Dans les textes médiévaux, Viviane est profondément liée à Lancelot , dans le Lancelot en prose notamment. Elle élève le chevalier, tandis que Merlin s’occupe de l’éducation du jeune Arthur. Elle lui enseigne les Arts et les Lettres, comme à tout chevalier courtois accompli. Le retournement opéré par la série est intéressant, car Viviane n’éduque plus Lancelot, mais Arthur. Elle le guide, dès ses vingt ans, alors qu’il n’est pas encore sur le trône de Bretagne. Puis, elle le mène sur les routes de la quêtes du Graal, avant qu’Arthur ne commette l’adultère avec Mevanwi.

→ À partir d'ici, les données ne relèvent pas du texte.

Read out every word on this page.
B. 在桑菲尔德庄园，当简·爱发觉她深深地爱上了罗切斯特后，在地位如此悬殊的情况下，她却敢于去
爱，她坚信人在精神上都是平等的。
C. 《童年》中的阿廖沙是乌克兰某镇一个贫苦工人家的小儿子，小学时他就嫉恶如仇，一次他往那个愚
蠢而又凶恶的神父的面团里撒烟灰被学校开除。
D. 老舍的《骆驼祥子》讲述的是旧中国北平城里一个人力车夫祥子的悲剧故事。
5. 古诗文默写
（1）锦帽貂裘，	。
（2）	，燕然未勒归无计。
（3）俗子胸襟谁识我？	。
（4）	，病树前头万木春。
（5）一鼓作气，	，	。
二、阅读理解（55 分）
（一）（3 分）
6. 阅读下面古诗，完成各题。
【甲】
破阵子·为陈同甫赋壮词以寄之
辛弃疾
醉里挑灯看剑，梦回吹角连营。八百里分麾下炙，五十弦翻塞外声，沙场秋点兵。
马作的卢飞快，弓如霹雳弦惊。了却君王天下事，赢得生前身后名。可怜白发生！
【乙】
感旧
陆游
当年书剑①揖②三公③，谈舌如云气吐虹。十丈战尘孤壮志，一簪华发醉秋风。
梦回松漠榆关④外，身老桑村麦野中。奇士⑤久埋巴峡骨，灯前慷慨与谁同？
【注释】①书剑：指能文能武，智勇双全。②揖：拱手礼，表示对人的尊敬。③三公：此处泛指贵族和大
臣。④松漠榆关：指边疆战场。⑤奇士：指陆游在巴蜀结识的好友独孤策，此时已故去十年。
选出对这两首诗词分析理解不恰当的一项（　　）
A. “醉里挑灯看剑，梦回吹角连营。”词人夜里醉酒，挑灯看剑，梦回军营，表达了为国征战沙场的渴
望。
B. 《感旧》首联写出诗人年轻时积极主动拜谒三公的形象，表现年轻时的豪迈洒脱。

La faute d’Arthur : une tragédie

La faute d’Arthur semble tout droit sortir d’une tragédie grecque : elle est empreinte d’hubris. L’hubris est un crime d’orgueil commis par un mortel, comme Œdipe et ses parents. Comme Œdipe, Arthur s’est cru au-dessus des Dieux, comme le souligne Viviane : « Mais vous, vous préférez n’en faire qu’à votre tête : Lancelot s’en va ? Pas grave, qu’il s’en aille ! ». Cet enchaînement de questions rhétoriques, qui caricaturent la posture d’Arthur, en est la preuve. Arthur a refusé d’écouter la Dame du Lac, comme Lancelot lorsqu’il était petit, et ce refus a causé leur perte.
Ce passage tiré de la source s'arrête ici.